Кирилл напрягся в попытке выловить скрытый смешок в бархатистых переливах глубокого женского контральто, которым обладала классически длинноногая секс-бомба Екатерина Рыбникова, потому что ее простая до искренности интонация сбивала с толку.
Катя была невозможно красива и по роскошности и длине кудрявых волос превосходила Венеру с картины Боттичелли. Кроме того, девушка имела фиалковые глаза и ослепительно-белые зубы, выравнивая которые в седьмом классе она целый год ходила очень забавная, с металлическими блестками брикетов во рту. Такие совершенные лицо и фигура не могли остаться безнаказанными, поэтому Кирилл считал Катьку дурой, что спасало его, чуть ли не единственного во всей школе, включая двух физруков, от наваждения по имени Екатерина.

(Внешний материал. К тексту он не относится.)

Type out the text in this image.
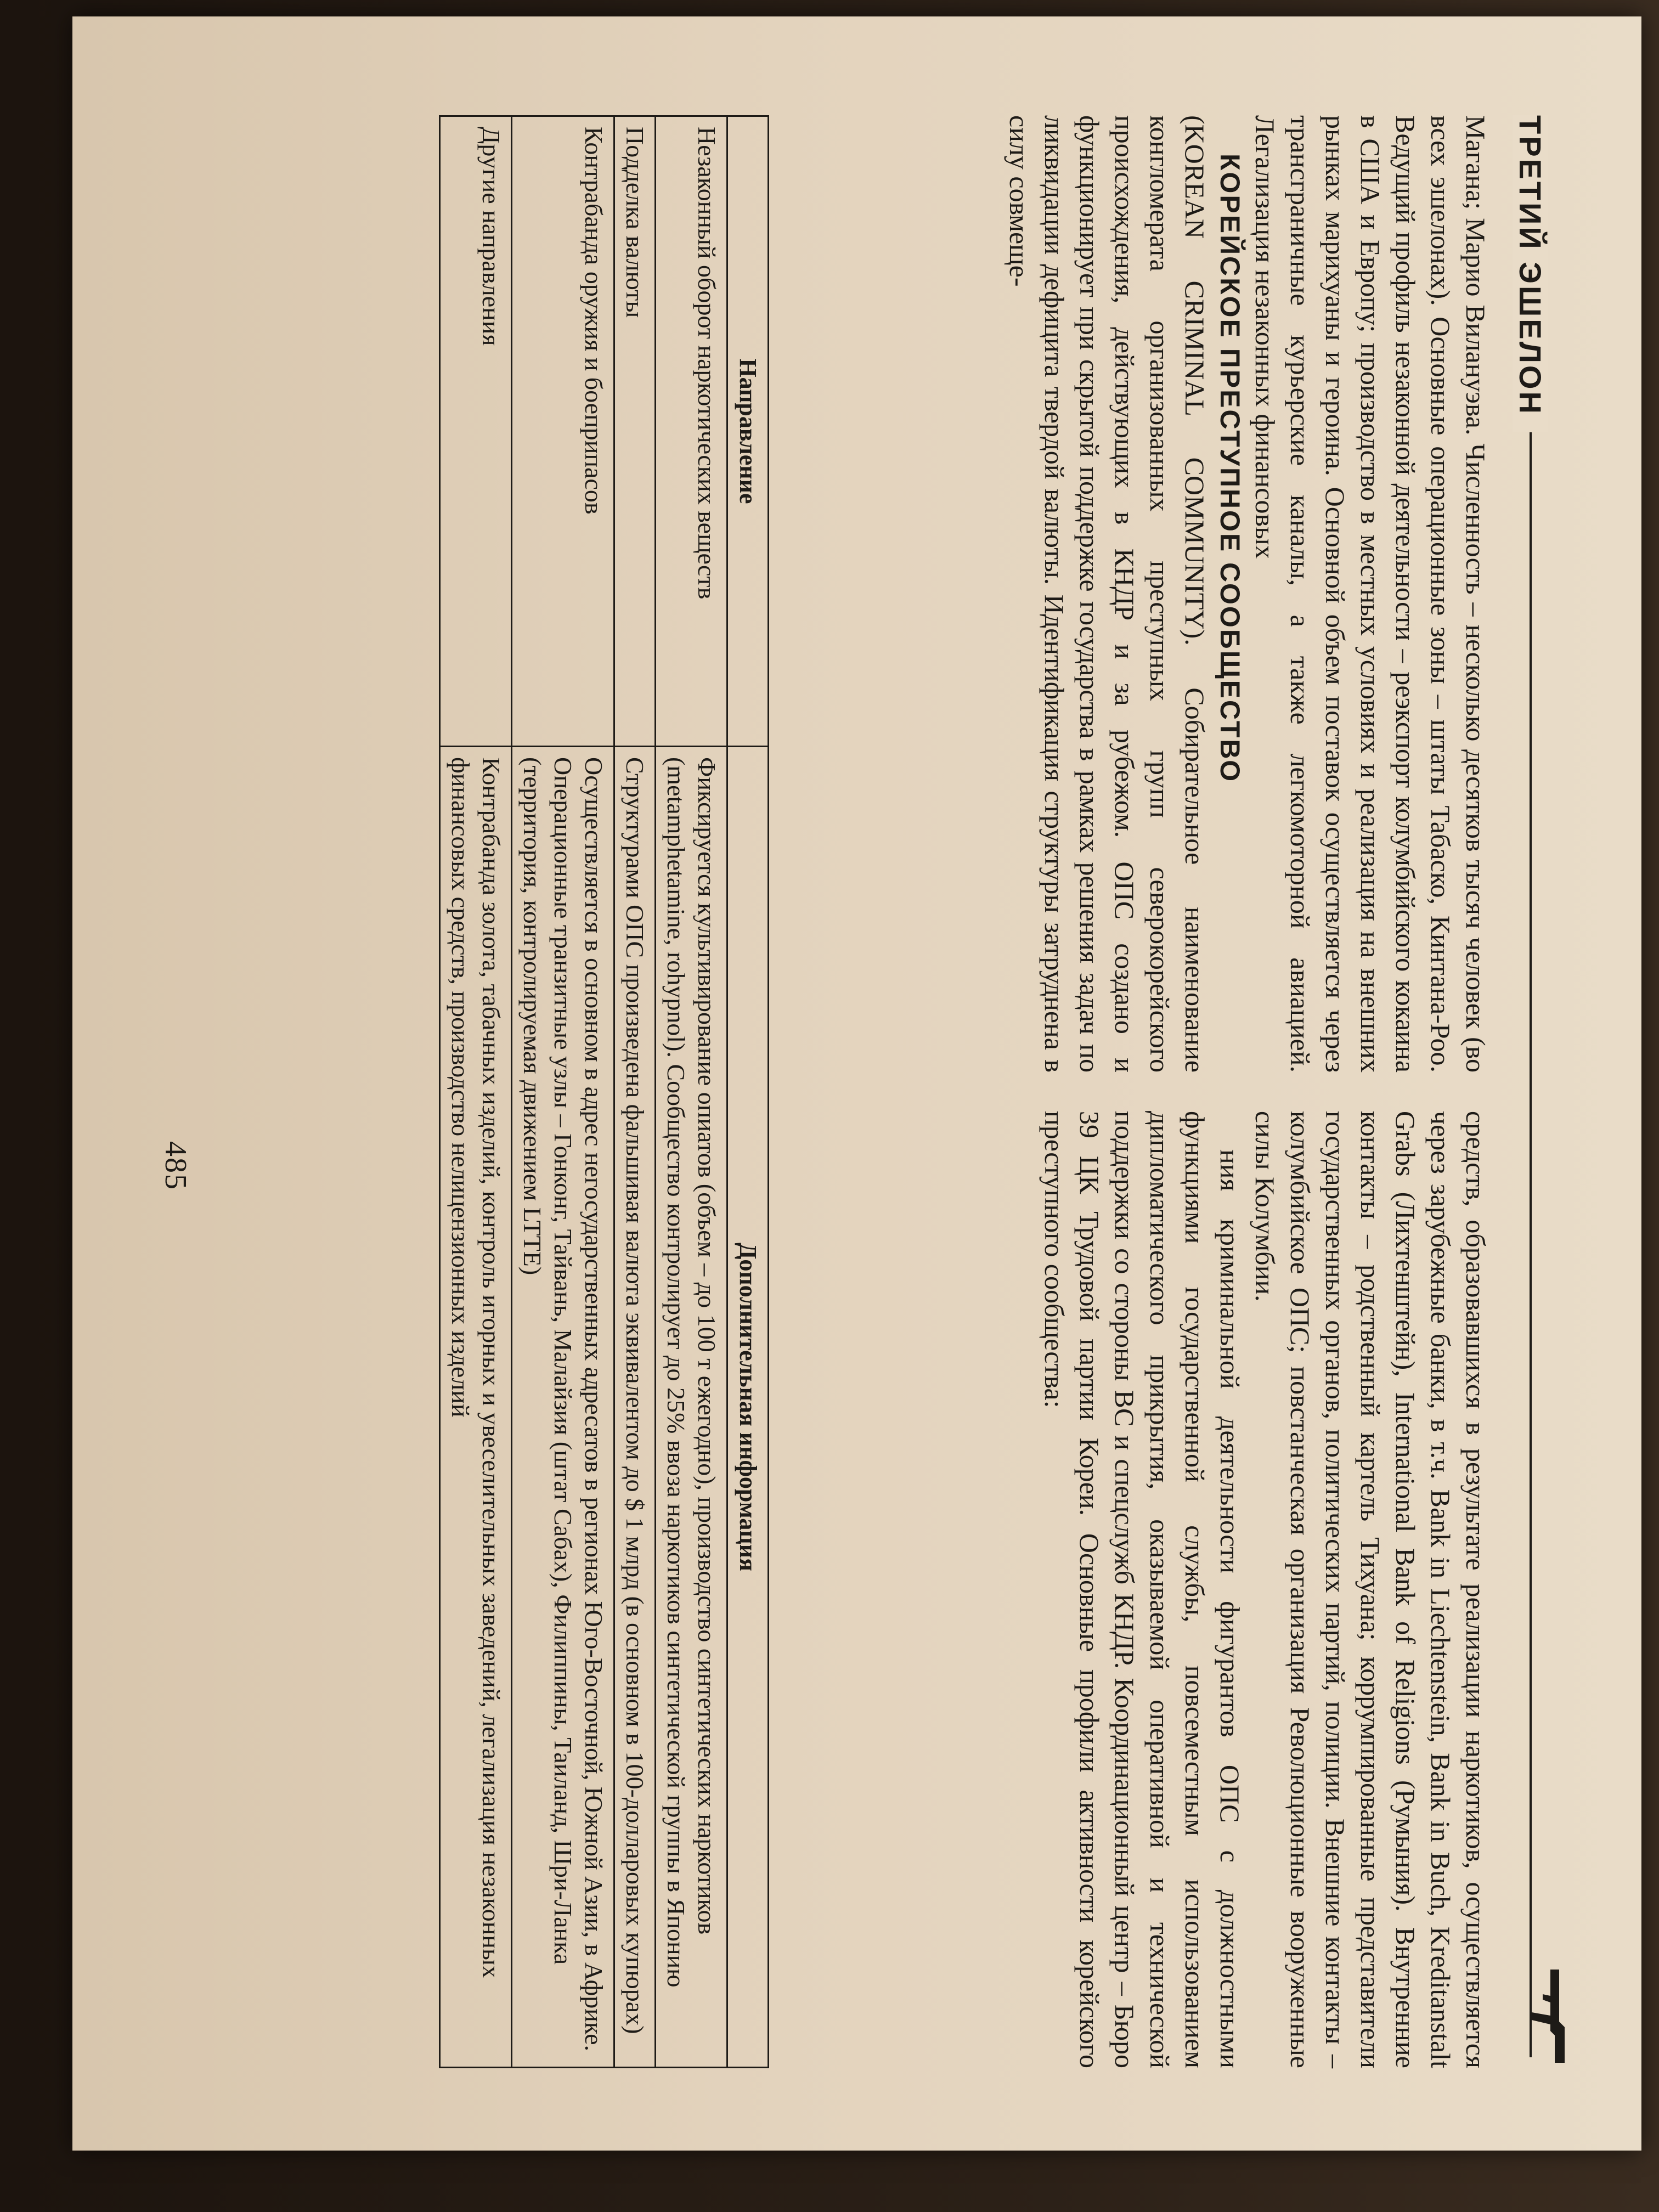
ТРЕТИЙ ЭШЕЛОН

Магана; Марио Вилануэва. Численность – несколько десятков тысяч человек (во всех эшелонах). Основные операционные зоны – штаты Табаско, Кинтана-Роо. Ведущий профиль незаконной деятельности – реэкспорт колумбийского кокаина в США и Европу; производство в местных условиях и реализация на внешних рынках марихуаны и героина. Основной объем поставок осуществляется через трансграничные курьерские каналы, а также легкомоторной авиацией. Легализация незаконных финансовых

КОРЕЙСКОЕ ПРЕСТУПНОЕ СООБЩЕСТВО

(KOREAN CRIMINAL COMMUNITY). Собирательное наименование конгломерата организованных преступных групп северокорейского происхождения, действующих в КНДР и за рубежом. ОПС создано и функционирует при скрытой поддержке государства в рамках решения задач по ликвидации дефицита твердой валюты. Идентификация структуры затруднена в силу совмеще-

средств, образовавшихся в результате реализации наркотиков, осуществляется через зарубежные банки, в т.ч. Bank in Liechtenstein, Bank in Buch, Kreditanstalt Grabs (Лихтенштейн), International Bank of Religions (Румыния). Внутренние контакты – родственный картель Тихуана; коррумпированные представители государственных органов, политических партий, полиции. Внешние контакты – колумбийское ОПС; повстанческая организация Революционные вооруженные силы Колумбии.

ния криминальной деятельности фигурантов ОПС с должностными функциями государственной службы, повсеместным использованием дипломатического прикрытия, оказываемой оперативной и технической поддержки со стороны ВС и спецслужб КНДР. Координационный центр – Бюро 39 ЦК Трудовой партии Кореи. Основные профили активности корейского преступного сообщества:

Направление	Дополнительная информация
Незаконный оборот наркотических веществ	Фиксируется культивирование опиатов (объем – до 100 т ежегодно), производство синтетических наркотиков (metamphetamine, rohypnol). Сообщество контролирует до 25% ввоза наркотиков синтетической группы в Японию
Подделка валюты	Структурами ОПС произведена фальшивая валюта эквивалентом до $ 1 млрд (в основном в 100-долларовых купюрах)
Контрабанда оружия и боеприпасов	Осуществляется в основном в адрес негосударственных адресатов в регионах Юго-Восточной, Южной Азии, в Африке. Операционные транзитные узлы – Гонконг, Тайвань, Малайзия (штат Сабах), Филиппины, Таиланд, Шри-Ланка (территория, контролируемая движением LTTE)
Другие направления	Контрабанда золота, табачных изделий, контроль игорных и увеселительных заведений, легализация незаконных финансовых средств, производство нелицензионных изделий
485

— Чё те, мое горюшко? — осведомился Кирилл. — Как пришло, так и уходи. Не буди лихо, пока оно тихо: “декабристы разбудили Герцена”, Герцен разбудил революцию.
— Революция разбудила Сурикову, Сурикова разбудила Кирилла, — вклинился в диалог Димон, вдохновенно дирижируя апофеозу сосиской в тесте, которую он принес из столовой.
— Умный, — не понятно, кого имея ввиду: Герцена, Диму или Кирилла, — сказала Катя. — …Кирилл, ты когда обратишь на меня внимание?